From the Sydney Morning Herald :
COMMERCIAL tanning beds will be banned in NSW under radical new laws to be announced by the government today.
NSW will be the only place in the world besides Brazil to institute a total ban on ultraviolet solariums tanning units when the laws come into place from December 31, 2014, and cancer groups hope other states and countries will follow.
The ban is likely to save lives but could put some NSW solariums – which pay about $30,000 for new tanning beds – out of business.
The Environment Ministe, Robyn Parker, chose World Cancer Day to make her announcement, saying sun beds were carcinogenic and the International Agency for Research on Cancer had placed them in the same category of risk as asbestos. “Sadly, Australia has the highest incidence of skin cancer in the world and this ban is long overdue,” she said.
There are about 100 businesses with 254 commercial tanning units registered in NSW, and about 10 per cent offer UV tanning exclusively. That group would be offered help through the Department of Trade and Investment’s business advisory services, Ms Parker said.
Jay Allen, a melanoma survivor who led the campaign for the ban, said he was “over the moon”.
“This is for all the people who have lost their life to melanoma, all the people living with melanoma,” he said. “It’s going to save many, many lives.”
A professor of public health at the University of Sydney, Simon Chapman, said: “Solaria are cancer incubators and we have known that for a good while”. He said Mr Allen’s campaign was one of the best examples of consumer advocacy he had seen.

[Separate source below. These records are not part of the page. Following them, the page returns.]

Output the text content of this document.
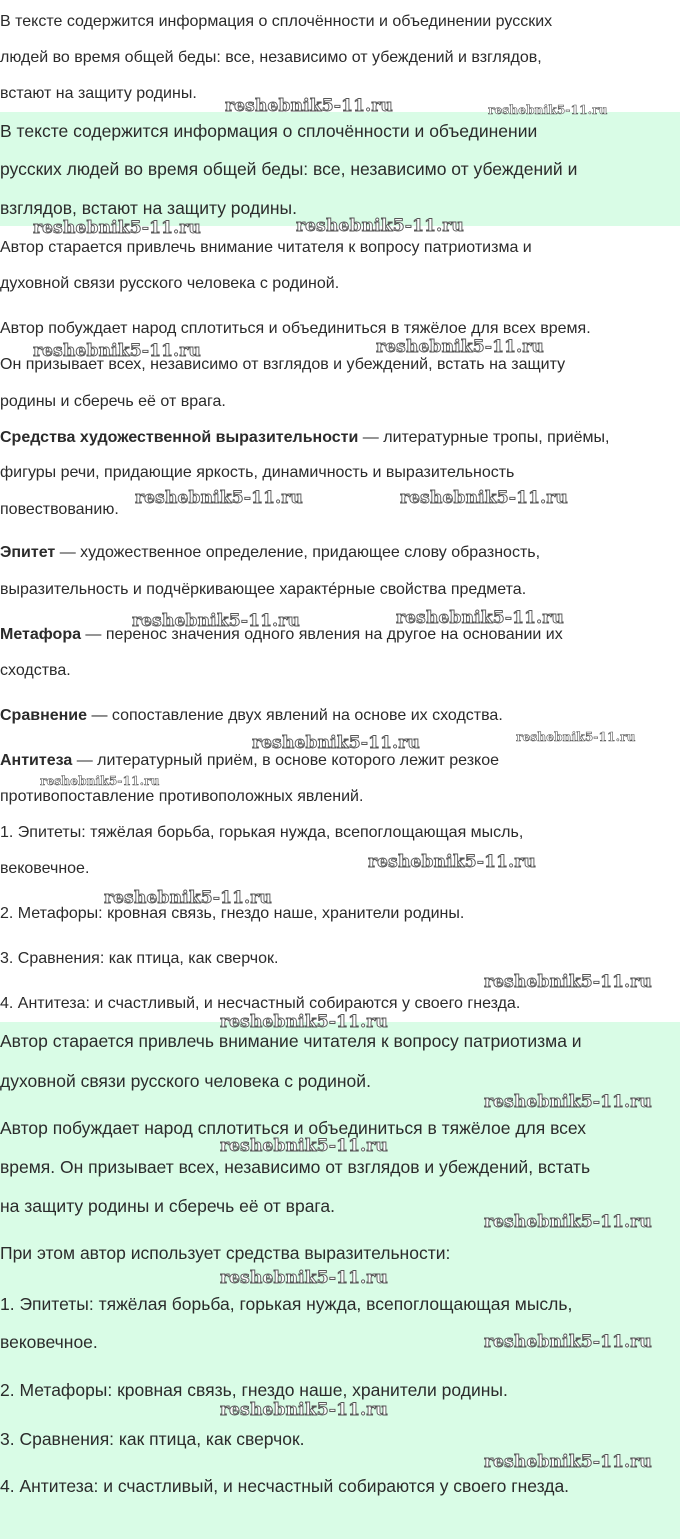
В тексте содержится информация о сплочённости и объединении русских
людей во время общей беды: все, независимо от убеждений и взглядов,
встают на защиту родины.
В тексте содержится информация о сплочённости и объединении
русских людей во время общей беды: все, независимо от убеждений и
взглядов, встают на защиту родины.
Автор старается привлечь внимание читателя к вопросу патриотизма и
духовной связи русского человека с родиной.
Автор побуждает народ сплотиться и объединиться в тяжёлое для всех время.
Он призывает всех, независимо от взглядов и убеждений, встать на защиту
родины и сберечь её от врага.
Средства художественной выразительности — литературные тропы, приёмы,
фигуры речи, придающие яркость, динамичность и выразительность
повествованию.
Эпитет — художественное определение, придающее слову образность,
выразительность и подчёркивающее характе́рные свойства предмета.
Метафора — перенос значения одного явления на другое на основании их
сходства.
Сравнение — сопоставление двух явлений на основе их сходства.
Антитеза — литературный приём, в основе которого лежит резкое
противопоставление противоположных явлений.
1. Эпитеты: тяжёлая борьба, горькая нужда, всепоглощающая мысль,
вековечное.
2. Метафоры: кровная связь, гнездо наше, хранители родины.
3. Сравнения: как птица, как сверчок.
4. Антитеза: и счастливый, и несчастный собираются у своего гнезда.
Автор старается привлечь внимание читателя к вопросу патриотизма и
духовной связи русского человека с родиной.
Автор побуждает народ сплотиться и объединиться в тяжёлое для всех
время. Он призывает всех, независимо от взглядов и убеждений, встать
на защиту родины и сберечь её от врага.
При этом автор использует средства выразительности:
1. Эпитеты: тяжёлая борьба, горькая нужда, всепоглощающая мысль,
вековечное.
2. Метафоры: кровная связь, гнездо наше, хранители родины.
3. Сравнения: как птица, как сверчок.
4. Антитеза: и счастливый, и несчастный собираются у своего гнезда.
reshebnik5-11.ru	reshebnik5-11.ru
reshebnik5-11.ru	reshebnik5-11.ru
reshebnik5-11.ru	reshebnik5-11.ru
reshebnik5-11.ru	reshebnik5-11.ru
reshebnik5-11.ru	reshebnik5-11.ru
reshebnik5-11.ru	reshebnik5-11.ru
reshebnik5-11.ru
reshebnik5-11.ru
reshebnik5-11.ru
reshebnik5-11.ru
reshebnik5-11.ru
reshebnik5-11.ru
reshebnik5-11.ru
reshebnik5-11.ru
reshebnik5-11.ru
reshebnik5-11.ru
reshebnik5-11.ru
reshebnik5-11.ru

The chief executive of the Cancer Council Australia, Ian Olver, said he hoped other states would follow. “It starts with one state that is brave enough to do it and it usually flows on,” he said.
He said governments paid for cancers caused by sunbeds so they had a right to ban them.
A study by the University of Sydney estimated the ban would prevent about 120 melanomas from developing and save about 10 lives.
The Greens have pushed for a ban on sunbeds and Frank Sartor, as environment minister in the former Labor government, announced a partial ban. But days before the state election, Labor backed down on its stance.